The cost of JZF functions to Bosasa was over R3.5-million at his last calculation, Agrizzi added.
Agrizzi read out a thank you letter signed by Myeni in which she thanked Bosasa for organising one of Zuma's birthday parties. Myeni wrote ''the family was thrilled to have a wonderful time with their father and enjoyed the dinner prepared with care. The chef's works was commended by everyone.''
Agrizzi said as time went on, Watson began to wonder whether Zuma was receiving the cash from Myeni, contemplating to deliver it himself. Watson and another Bosasa executive, Johannes Gumede, held a meeting with Zuma where the cash payments were discussed. Watson also gave R300 000 cash to Zuma in that meeting, said Agrizzi.

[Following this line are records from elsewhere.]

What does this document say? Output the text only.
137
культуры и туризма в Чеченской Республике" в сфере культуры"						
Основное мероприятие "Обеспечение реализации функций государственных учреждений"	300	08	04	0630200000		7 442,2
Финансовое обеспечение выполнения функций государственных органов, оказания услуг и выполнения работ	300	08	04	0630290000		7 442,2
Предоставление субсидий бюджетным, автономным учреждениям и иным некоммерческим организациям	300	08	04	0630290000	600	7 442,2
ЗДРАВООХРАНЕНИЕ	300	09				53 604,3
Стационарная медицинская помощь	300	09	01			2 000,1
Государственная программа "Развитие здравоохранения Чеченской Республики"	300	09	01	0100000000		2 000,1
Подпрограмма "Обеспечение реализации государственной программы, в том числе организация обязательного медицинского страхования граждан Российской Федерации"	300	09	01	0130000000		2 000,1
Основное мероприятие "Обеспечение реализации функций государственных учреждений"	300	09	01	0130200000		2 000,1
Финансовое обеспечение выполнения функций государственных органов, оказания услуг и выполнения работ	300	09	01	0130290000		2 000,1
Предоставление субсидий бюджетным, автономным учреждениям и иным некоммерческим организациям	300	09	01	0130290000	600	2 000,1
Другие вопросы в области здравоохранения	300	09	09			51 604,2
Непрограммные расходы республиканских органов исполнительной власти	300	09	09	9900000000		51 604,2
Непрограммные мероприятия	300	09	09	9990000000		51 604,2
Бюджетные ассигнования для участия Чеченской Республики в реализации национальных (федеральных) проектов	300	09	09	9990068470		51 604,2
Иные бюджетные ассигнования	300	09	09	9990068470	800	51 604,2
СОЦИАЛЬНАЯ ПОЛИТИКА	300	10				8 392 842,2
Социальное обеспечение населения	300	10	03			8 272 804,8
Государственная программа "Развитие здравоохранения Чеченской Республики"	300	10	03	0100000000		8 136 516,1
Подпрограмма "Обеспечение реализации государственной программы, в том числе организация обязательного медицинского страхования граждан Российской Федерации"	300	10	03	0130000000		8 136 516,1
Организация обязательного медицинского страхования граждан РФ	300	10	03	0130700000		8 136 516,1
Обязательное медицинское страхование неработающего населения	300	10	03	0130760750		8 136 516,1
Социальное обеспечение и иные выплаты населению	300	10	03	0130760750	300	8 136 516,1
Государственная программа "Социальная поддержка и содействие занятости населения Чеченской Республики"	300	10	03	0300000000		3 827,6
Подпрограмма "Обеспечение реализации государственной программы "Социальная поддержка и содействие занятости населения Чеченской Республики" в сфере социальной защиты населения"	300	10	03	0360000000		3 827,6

''Watson wanted to make sure that Dudu was not taking any of the cash earmarked for Zuma and the foundation. Watson said he asked Zuma if he did receive the cash, and he [Zuma], said yes,'' Agrizzi said.
As the Directorate for Priority Crime Investigation (Hawks) began an investigation into alleged corruption by Bosasa, Watson and Gumede travelled to Nkandla, Zuma's homestead in KwaZulu-Natal, where the investigation was discussed. Agrizzi said Zuma told the two executives he would ''make phone calls'' to the Hawks.
''I think the call to the Hawks was made... because the Hawks later contacted Gumede, requesting a meeting,'' he said.